Mrs. Fleming and her late husband were financial supporters of the University of Alabama, their donations funding the operation and upgrading of a mechanical engineering design laboratory and a scholarship endowment for mechanical engineering majors.

AU Through and Through

This past July, Fleming remembered his own alma mater by establishing the Dr. Attie A. Fleming Endowed Scholarship in the Auburn University College of Agriculture. The endowment will award an annual scholarship to a deserving ag major who is from either Winston, Marion or Franklin counties.

"Too many students from that part of the state go to that 'other' university," Fleming says. "I want to encourage them to go to Auburn."

Fleming didn't need any encouragement back in the late 1930s to choose Auburn.

"I wanted to major in agriculture, and I was determined to go to Auburn," he says.

He was still a student at Phillips High School in Bear Creek when he visited Aabama Polytechnic with his ag teacher. Knowing he'd have to have a job to be able to afford a college education, the only child of the Jesse Flemings decided to go straight to the top to ask for one.

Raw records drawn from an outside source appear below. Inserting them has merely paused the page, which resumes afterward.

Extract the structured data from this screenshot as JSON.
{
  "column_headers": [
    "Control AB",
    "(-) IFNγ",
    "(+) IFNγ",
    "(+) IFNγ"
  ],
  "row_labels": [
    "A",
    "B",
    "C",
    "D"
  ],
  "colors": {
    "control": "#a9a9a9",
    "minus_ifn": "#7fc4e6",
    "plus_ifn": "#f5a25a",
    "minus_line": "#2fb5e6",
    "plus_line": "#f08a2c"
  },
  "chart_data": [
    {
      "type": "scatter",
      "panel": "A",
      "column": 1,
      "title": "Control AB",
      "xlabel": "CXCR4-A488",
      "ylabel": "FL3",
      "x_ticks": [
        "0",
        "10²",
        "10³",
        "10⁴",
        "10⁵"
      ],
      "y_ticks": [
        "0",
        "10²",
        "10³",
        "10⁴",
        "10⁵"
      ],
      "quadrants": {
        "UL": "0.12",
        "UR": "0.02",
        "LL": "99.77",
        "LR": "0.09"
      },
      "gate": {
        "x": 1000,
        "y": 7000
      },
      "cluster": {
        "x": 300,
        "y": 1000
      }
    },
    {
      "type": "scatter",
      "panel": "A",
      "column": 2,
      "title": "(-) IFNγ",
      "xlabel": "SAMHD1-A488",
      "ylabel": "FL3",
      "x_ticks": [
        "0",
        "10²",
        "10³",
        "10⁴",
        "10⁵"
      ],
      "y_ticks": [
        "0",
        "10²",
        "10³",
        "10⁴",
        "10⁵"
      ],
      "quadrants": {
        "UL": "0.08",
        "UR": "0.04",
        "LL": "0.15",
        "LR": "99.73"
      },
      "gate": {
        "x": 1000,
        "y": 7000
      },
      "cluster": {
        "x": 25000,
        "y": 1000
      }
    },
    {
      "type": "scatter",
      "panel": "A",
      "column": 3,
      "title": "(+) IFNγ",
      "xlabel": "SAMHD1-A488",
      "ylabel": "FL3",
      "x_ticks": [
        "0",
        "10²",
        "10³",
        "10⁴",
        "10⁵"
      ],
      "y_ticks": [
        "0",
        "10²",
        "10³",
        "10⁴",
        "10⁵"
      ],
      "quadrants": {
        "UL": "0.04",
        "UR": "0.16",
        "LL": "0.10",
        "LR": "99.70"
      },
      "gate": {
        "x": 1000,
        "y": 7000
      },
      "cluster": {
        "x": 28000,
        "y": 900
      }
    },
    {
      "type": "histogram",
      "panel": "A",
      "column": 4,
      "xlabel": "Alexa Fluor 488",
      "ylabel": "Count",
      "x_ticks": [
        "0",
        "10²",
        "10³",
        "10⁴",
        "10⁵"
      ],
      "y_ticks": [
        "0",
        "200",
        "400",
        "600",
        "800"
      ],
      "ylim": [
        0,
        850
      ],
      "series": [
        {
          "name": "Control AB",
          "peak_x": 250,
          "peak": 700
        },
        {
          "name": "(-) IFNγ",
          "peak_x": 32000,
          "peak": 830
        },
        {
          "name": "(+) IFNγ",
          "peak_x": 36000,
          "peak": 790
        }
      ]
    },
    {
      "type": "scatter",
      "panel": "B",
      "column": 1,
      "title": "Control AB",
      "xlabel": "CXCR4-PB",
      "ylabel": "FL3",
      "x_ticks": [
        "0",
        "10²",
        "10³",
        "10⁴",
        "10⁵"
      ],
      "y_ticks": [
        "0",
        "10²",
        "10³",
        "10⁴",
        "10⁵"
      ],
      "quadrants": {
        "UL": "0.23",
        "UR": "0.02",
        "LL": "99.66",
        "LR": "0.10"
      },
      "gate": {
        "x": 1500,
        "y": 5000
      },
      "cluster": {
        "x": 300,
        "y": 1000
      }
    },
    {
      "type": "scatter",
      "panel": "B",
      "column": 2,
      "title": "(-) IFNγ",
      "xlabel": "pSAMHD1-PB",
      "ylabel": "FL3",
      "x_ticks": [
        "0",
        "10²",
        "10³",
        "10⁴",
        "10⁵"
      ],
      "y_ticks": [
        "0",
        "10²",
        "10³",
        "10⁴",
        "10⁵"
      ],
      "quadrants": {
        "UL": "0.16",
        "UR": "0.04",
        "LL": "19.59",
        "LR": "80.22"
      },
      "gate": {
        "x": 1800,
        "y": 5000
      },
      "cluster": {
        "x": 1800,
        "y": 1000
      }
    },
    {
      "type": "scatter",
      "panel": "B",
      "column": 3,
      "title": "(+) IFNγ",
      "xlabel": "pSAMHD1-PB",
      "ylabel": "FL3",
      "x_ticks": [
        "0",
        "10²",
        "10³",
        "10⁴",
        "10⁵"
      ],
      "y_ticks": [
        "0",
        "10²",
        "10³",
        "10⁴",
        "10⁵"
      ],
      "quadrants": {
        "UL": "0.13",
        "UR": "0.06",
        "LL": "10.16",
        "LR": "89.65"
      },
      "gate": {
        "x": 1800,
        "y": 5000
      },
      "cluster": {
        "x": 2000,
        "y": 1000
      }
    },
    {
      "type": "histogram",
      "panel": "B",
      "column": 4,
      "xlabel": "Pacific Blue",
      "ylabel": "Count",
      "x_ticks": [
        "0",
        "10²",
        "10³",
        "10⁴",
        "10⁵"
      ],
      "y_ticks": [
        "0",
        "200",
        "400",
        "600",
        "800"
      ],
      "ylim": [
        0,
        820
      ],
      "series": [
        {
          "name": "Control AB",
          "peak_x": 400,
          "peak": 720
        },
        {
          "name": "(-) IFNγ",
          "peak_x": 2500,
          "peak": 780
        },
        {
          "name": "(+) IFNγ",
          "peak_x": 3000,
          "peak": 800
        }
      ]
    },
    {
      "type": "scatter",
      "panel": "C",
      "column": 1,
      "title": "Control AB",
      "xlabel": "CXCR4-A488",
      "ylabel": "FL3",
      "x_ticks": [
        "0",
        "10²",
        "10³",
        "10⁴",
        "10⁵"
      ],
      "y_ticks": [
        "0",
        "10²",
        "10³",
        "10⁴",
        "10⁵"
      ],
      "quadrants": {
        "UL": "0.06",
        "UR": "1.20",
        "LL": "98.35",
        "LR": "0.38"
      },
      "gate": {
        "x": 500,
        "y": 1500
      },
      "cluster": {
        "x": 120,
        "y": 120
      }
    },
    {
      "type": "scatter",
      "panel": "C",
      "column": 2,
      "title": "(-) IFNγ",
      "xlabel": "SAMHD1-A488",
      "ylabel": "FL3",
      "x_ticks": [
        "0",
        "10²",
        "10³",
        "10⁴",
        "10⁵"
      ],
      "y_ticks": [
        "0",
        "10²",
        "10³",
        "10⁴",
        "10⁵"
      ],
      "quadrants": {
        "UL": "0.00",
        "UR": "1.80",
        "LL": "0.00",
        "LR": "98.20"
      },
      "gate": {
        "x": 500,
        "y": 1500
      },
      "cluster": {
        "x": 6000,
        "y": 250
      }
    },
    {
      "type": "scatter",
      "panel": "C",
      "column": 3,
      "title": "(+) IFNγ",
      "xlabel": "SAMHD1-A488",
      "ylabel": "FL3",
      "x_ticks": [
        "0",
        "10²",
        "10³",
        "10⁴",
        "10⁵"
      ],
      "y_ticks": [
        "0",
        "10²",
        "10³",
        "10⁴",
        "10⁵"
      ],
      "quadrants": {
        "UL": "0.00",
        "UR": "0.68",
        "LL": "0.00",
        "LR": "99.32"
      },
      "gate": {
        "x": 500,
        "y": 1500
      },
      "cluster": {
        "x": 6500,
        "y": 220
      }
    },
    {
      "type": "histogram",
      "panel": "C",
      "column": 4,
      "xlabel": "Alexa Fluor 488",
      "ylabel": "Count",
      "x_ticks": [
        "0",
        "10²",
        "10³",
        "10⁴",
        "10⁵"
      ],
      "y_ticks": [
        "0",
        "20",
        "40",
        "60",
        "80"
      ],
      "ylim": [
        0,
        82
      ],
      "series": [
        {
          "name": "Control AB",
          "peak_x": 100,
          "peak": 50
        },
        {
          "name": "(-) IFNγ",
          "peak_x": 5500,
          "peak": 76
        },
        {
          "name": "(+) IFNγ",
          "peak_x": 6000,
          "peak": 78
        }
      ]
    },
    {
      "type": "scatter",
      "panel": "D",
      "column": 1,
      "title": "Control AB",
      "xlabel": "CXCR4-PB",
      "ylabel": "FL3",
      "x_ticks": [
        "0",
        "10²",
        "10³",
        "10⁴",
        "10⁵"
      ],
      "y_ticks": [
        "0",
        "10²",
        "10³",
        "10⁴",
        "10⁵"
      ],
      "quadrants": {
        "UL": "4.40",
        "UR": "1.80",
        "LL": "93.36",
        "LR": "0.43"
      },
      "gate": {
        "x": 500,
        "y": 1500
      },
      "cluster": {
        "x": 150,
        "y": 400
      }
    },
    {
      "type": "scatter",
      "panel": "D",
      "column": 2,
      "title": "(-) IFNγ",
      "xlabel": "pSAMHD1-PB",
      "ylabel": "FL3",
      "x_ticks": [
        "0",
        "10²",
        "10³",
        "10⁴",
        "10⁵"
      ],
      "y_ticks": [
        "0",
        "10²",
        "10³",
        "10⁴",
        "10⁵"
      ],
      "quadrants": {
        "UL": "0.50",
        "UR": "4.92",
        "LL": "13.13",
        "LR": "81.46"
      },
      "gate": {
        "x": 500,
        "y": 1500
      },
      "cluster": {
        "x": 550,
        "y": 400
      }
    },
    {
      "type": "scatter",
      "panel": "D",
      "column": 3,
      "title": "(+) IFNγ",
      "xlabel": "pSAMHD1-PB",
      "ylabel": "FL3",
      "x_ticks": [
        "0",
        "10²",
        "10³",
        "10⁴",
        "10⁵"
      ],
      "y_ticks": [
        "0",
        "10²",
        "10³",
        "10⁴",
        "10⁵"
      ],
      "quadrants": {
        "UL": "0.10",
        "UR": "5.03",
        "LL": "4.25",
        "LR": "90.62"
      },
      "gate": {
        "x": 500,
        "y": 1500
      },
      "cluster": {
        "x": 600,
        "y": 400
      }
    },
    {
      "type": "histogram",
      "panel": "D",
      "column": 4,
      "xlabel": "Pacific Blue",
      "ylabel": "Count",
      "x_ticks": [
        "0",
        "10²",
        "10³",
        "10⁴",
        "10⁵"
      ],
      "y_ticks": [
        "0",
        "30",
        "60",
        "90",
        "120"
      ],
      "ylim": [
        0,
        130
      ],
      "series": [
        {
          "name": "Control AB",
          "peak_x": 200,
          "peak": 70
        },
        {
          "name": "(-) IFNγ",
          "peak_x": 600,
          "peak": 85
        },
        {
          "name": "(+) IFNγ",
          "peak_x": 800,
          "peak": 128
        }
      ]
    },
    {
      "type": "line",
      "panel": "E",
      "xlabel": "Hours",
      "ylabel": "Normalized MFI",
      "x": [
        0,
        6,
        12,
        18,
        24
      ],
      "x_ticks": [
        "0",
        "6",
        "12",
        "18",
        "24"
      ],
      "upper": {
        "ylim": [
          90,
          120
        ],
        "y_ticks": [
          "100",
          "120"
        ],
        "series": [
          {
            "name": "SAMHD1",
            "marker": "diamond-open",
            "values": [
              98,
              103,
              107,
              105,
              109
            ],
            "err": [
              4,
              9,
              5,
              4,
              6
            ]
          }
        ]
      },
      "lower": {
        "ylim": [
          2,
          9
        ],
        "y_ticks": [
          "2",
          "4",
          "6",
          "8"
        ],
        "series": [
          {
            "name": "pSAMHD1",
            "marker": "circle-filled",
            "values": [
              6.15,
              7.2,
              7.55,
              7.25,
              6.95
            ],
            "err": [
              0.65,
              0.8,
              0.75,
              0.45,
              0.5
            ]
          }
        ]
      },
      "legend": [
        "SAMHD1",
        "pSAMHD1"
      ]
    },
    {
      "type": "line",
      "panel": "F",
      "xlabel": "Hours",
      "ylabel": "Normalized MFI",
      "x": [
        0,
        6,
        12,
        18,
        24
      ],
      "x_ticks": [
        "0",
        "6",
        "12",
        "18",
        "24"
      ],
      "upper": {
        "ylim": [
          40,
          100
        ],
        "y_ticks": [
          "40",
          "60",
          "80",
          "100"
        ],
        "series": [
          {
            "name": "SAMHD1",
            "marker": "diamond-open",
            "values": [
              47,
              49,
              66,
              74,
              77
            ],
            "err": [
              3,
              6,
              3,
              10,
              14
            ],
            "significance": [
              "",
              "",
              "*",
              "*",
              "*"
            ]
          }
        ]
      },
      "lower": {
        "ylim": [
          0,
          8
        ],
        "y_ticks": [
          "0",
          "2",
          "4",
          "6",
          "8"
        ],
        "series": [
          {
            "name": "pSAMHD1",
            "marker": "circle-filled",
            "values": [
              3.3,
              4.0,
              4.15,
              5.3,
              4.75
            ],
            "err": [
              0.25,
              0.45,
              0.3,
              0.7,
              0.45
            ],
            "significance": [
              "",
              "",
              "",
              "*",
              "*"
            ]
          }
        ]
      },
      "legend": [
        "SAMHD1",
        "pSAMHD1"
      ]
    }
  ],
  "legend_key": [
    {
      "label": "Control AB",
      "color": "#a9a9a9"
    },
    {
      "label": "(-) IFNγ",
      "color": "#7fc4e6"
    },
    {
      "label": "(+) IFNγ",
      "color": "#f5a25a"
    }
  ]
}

"I told the ag teacher and my two classmates that I'd see them later; I was going to see the president of Auburn, to ask him for a job."

Those three scoffed, but Fleming marched right up the steps of Samford Hall and quite easily talked his way into the office of then-President L.N. Duncan.

"I told him I wanted more than anything to come to Auburn, but that I had to have a job," Fleming recalls. He left from that meeting with Duncan's personal guarantee that a job would be waiting for him. He spent his four years at Auburn working in the agricultural economics department.

For a fellow who lived the single life for 80 years, Fleming certainly has adjusted well to married life. He and the Mrs. have their differences—she's Baptist, he's Methodist, and they've got their radios set on different stations in different parts of both houses during football season—but from all appearances, they are happy in love.

"Sure, it would've been nice to have married Mildred earlier in life," says Fleming, who'll turn 86 in December, 10 days after Mrs. Fleming does. "But we're having a good time."